Same here. Rather sad how cursor refuses to address this issue for a really long time now (almost a year now) and leaves it to the users to find a hack around the problem, other similar apps like windsurf do not have this problem. Does not give me a lot of confidence to expect cursor to address the problems their users have.

johann-petrak avatar Apr 20 '25 06:04 johann-petrak

@johann-petrak

Same here. Rather sad how cursor refuses to address this issue for a really long time now (almost a year now) and leaves it to the users to find a hack around the problem, other similar apps like windsurf do not have this problem. Does not give me a lot of confidence to expect cursor to address the problems their users have.

This is a problem on the Ubuntu side. Many applications are affected.

Flashwalker avatar Apr 20 '25 07:04 Flashwalker

@johann-petrak

Same here. Rather sad how cursor refuses to address this issue for a really long time now (almost a year now) and leaves it to the users to find a hack around the problem, other similar apps like windsurf do not have this problem. Does not give me a lot of confidence to expect cursor to address the problems their users have.

This is a problem on the Ubuntu side. Many applications are affected.

No it is not. It is a security feature of Ubuntu which most other applications know how to handle problerly, including Windsurf and others.

johann-petrak avatar Apr 20 '25 08:04 johann-petrak

@johann-petrak

Same here. Rather sad how cursor refuses to address this issue for a really long time now (almost a year now) and leaves it to the users to find a hack around the problem, other similar apps like windsurf do not have this problem.
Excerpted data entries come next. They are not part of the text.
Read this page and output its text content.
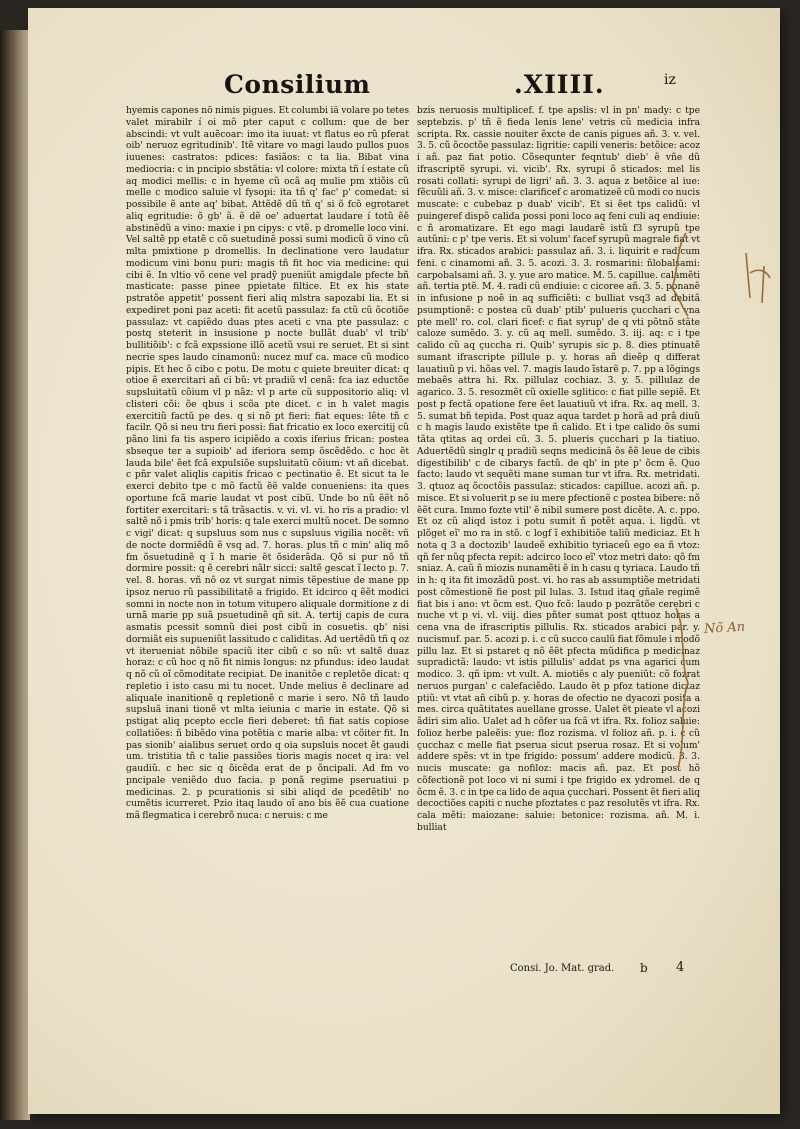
Consilium	.XIIII.	iz
hyemis capones nõ nimis pigues. Et columbi iã volare po tetes valet mirabilr í oi mõ pter caput c collum: que de ber abscindi: vt vult auẽcoar: imo ita iuuat: vt flatus eo rũ pferat oib' neruoz egritudinib'. Itẽ vitare vo magi laudo pullos puos iuuenes: castratos: pdices: fasiãos: c ta lia. Bibat vina mediocria: c in pncipio sbstãtia: vl colore: mixta tñ í estate cũ aq modici mellis: c in hyeme cũ ocã aq mulie pm xtiõis cũ melle c modico saluie vl fysopi: ita tñ q' fac' p' comedat: si possibile ẽ ante aq' bibat. Attẽdẽ dũ tñ q' si õ fcõ egrotaret aliq egritudie: õ gb' ã. ẽ dẽ oe' aduertat laudare í totũ ẽẽ abstinẽdũ a vino: maxie i pn cipys: c vtẽ. p dromelle loco vini. Vel saltẽ pp etatẽ c cõ suetudinẽ possi sumi modicũ õ vino cũ mlta pmixtione p dromellis. In declinatione vero laudatur modicum vini bonu puri: magis tñ fit hoc via medicine: qui cibi ẽ. In vltio võ cene vel pradỹ pueniũt amigdale pfecte bñ masticate: passe pinee ppietate filtice. Et ex his state pstratõe appetit' possent fieri aliq mlstra sapozabi lia. Et si expediret poni paz aceti: fit acetũ passulaz: fa ctũ cũ õcotiõe passulaz: vt capiẽdo duas ptes aceti c vna pte passulaz: c postq steterit in insusione p nocte bullãt duab' vl trib' bullitiõib': c fcã expssione illõ acetũ vsui re seruet. Et si sint necrie spes laudo cinamonũ: nucez muf ca. mace cũ modico pipis. Et hec õ cibo c potu. De motu c quiete breuiter dicat: q otioe ẽ exercitari añ ci bũ: vt pradiũ vl cenã: fca iaz eductõe supsluitatũ cõium vl p nãz: vl p arte cũ suppositorio aliq: vl clisteri cõi: õe qbus i scõa pte dicet. c in h valet magis exercitiũ factũ pe des. q si nõ pt fieri: fiat eques: lẽte tñ c facilr. Qõ si neu tru fieri possi: fiat fricatio ex loco exercitij cũ pãno lini fa tis aspero icipiẽdo a coxis iferius frican: postea sbseque ter a supioib' ad iferiora semp õscẽdẽdo. c hoc ẽt lauda bile' ẽet fcã expulsiõe supsluitatũ cõium: vt añ dicebat. c pñr valet aliqlis capitis fricao c pectinatio ẽ. Et sicut ta le exerci debito tpe c mõ factũ ẽẽ valde conueniens: ita ques oportune fcã marie laudat vt post cibũ. Unde bo nũ ẽẽt nõ fortiter exercitari: s tã trãsactis. v. vi. vl. vi. ho ris a pradio: vl saltẽ nõ i pmis trib' horis: q tale exerci multũ nocet. De somno c vigi' dicat: q supsluus som nus c supsluus vigilia nocẽt: vñ de nocte dormiẽdũ ẽ vsq ad. 7. horas. plus tñ c min' aliq mõ fm õsuetudinẽ q ĩ h marie ẽt õsiderãda. Qõ si pur nõ tñ dormire possit: q ẽ cerebri nãlr sicci: saltẽ gescat ĩ lecto p. 7. vel. 8. horas. vñ nõ oz vt surgat nimis tẽpestiue de mane pp ipsoz neruo rũ passibilitatẽ a frigido. Et idcirco q ẽẽt modici somni in nocte non in totum vitupero aliquale dormitione z di urnã marie pp suã psuetudinẽ qñ sit. A. tertij capis de cura asmatis pcessit somnũ diei post cibũ in cosuetis. qb' nisi dormiãt eis supueniũt lassitudo c caliditas. Ad uertẽdũ tñ q oz vt iterueniat nõbile spaciũ iter cibũ c so nũ: vt saltẽ duaz horaz: c cũ hoc q nõ fit nimis longus: nz pfundus: ideo laudat q nõ cũ oĩ cõmoditate recipiat. De inanitõe c repletõe dicat: q repletio i isto casu mi tu nocet. Unde melius ẽ declinare ad aliquale inanitionẽ q repletionẽ c marie i sero. Nõ tñ laudo supsluã inani tionẽ vt mlta ieiunia c marie in estate. Qõ si pstigat aliq pcepto eccle fieri deberet: tñ fiat satis copiose collatiões: ñ bibẽdo vina potẽtia c marie alba: vt cõiter fit. In pas sionib' aialibus seruet ordo q oia supsluis nocet ẽt gaudi um. tristitia tñ c talie passiões tioris magis nocet q ira: vel gaudiũ. c hec sic q õicẽda erat de p õncipali. Ad fm vo pncipale veniẽdo duo facia. p ponã regime pseruatiui p medicinas. 2. p pcurationis si sibi aliqd de pcedẽtib' no cumẽtis icurreret. Pzio itaq laudo oĩ ano bis ẽẽ cua cuatione mã flegmatica i cerebrõ nuca: c neruis: c me
bzis neruosis multiplicef. f. tpe apslis: vl in pn' mady: c tpe septebzis. p' tñ ẽ fieda lenis lene' vetris cũ medicia infra scripta. Rx. cassie nouiter ẽxcte de canis pigues añ. 3. v. vel. 3. 5. cũ õcoctõe passulaz: ligritie: capili veneris: betõice: acoz i añ. paz fiat potio. Cõsequnter feqntub' dieb' ẽ vñe dũ ifrascriptẽ syrupi. vi. vicib'. Rx. syrupi õ sticados: mel lis rosati collati: syrupi de ligri' añ. 3. 3. aqua z betõice al iue: fẽcuũli añ. 3. v. misce: clarificef c aromatizeẽ cũ modi co nucis muscate: c cubebaz p duab' vicib'. Et si ẽet tps calidũ: vl puingeref dispõ calida possi poni loco aq feni culi aq endiuie: c ñ aromatizare. Et ego magi laudarẽ istũ f3 syrupũ tpe autũni: c p' tpe veris. Et si volum' facef syrupũ magrale fiat vt ifra. Rx. sticados arabici: passulaz añ. 3. i. liquirit e radicum feni. c cinamomi añ. 3. 5. acozi. 3. 3. rosmarini: ñlobalsami: carpobalsami añ. 3. y. yue aro matice. M. 5. capillue. calamẽti añ. tertia ptẽ. M. 4. radi cũ endiuie: c cicoree añ. 3. 5. ponanẽ in infusione p noẽ in aq sufficiẽti: c bulliat vsq3 ad debitã psumptionẽ: c postea cũ duab' ptib' pulueris çucchari c vna pte mell' ro. col. clari ficef: c fiat syrup' de q vti põtnõ stãte caloze sumẽdo. 3. y. cũ aq mell. sumẽdo. 3. iij. aq: c i tpe calido cũ aq çuccha ri. Quib' syrupis sic p. 8. dies ptinuatẽ sumant ifrascripte pillule p. y. horas añ dieẽp q differat lauatiuũ p vi. hõas vel. 7. magis laudo ĩstarẽ p. 7. pp a lõgings mebaẽs attra hi. Rx. pillulaz cochiaz. 3. y. 5. pillulaz de agarico. 3. 5. resozmẽt cũ oxielle sglitico: c fiat pille sepiẽ. Et post p fectã opatione fere ẽet lauatiuũ vt ifra. Rx. aq mell. 3. 5. sumat bñ tepida. Post quaz aqua tardet p horã ad prã diuũ c h magis laudo existẽte tpe ñ calido. Et i tpe calido õs sumi tãta qtitas aq ordei cũ. 3. 5. plueris çucchari p la tiatiuo. Aduertẽdũ singlr q pradiũ seqns medicinã õs ẽẽ leue de cibis digestibilib' c de cibarys factũ. de qb' in pte p' õcm ẽ. Quo facto: laudo vt sequẽti mane suman tur vt ifra. Rx. metridati. 3. qtuoz aq õcoctõis passulaz: sticados: capillue. acozi añ. p. misce. Et si voluerit p se iu mere pfectionẽ c postea bibere: nõ ẽẽt cura. Immo fozte vtil' ẽ nibil sumere post dicẽte. A. c. ppo. Et oz cũ aliqd istoz i potu sumit ñ potẽt aqua. i. ligdũ. vt plõget eĩ' mo ra in stõ. c logf ĩ exhibitiõe taliũ mediciaz. Et h nota q 3 a doctozib' laudeẽ exhibitio tyriaceũ ego ea ñ vtoz: qñ fer nũq pfecta repit: adcirco loco eĩ' vtoz metri dato: qõ fm sniaz. A. caũ ñ miozis nunamẽti ẽ in h casu q tyriaca. Laudo tñ in h: q ita fit imozãdũ post. vi. ho ras ab assumptiõe metridati post cõmestionẽ fie post pil lulas. 3. Istud itaq gñale regimẽ fiat bis i ano: vt õcm est. Quo fcõ: laudo p pozrãtõe cerebri c nuche vt p vi. vl. viij. dies pñter sumat post qttuoz horas a cena vna de ifrascriptis pillulis. Rx. sticados arabici par. y. nucismuf. par. 5. acozi p. i. c cũ succo caulũ fiat fõmule i modõ pillu laz. Et si pstaret q nõ ẽẽt pfecta mũdifica p medicinaz supradictã: laudo: vt istis pillulis' addat ps vna agarici cum modico. 3. qñ ipm: vt vult. A. miotiẽs c aly pueniũt: cõ fozrat neruos purgan' c calefaciẽdo. Laudo ẽt p pfoz tatione dictaz ptiũ: vt vtat añ cibũ p. y. horas de ofectio ne dyacozi posita a mes. circa quãtitates auellane grosse. Ualet ẽt pieate vl acozi ãdiri sim alio. Ualet ad h cõfer ua fcã vt ifra. Rx. folioz saluie: folioz herbe paleẽis: yue: floz rozisma. vl folioz añ. p. i. c cũ çucchaz c melle fiat pserua sicut pserua rosaz. Et si volum' addere spẽs: vt in tpe frigido: possum' addere modicũ. 3. 3. nucis muscate: ga nofiloz: macis añ. paz. Et post hõ cõfectionẽ pot loco vi ni sumi i tpe frigido ex ydromel. de q õcm ẽ. 3. c in tpe ca lido de aqua çucchari. Possent ẽt fieri aliq decoctiões capiti c nuche pfoztates c paz resolutẽs vt ifra. Rx. cala mẽti: maiozane: saluie: betonice: rozisma. añ. M. i. bulliat
Consi. Jo. Mat. grad. b 4
Nõ An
Does not give me a lot of confidence to expect cursor to address the problems their users have.

This is a problem on the Ubuntu side. Many applications are affected.

No it is not. It is a security feature of Ubuntu which most other applications know how to handle problerly, including Windsurf and others.

feature that brings problem

Flashwalker avatar Apr 21 '25 09:04 Flashwalker

@Flashwalker

feature that brings problem

Which is still a feature, just like the pain and suffering Wayland has given us.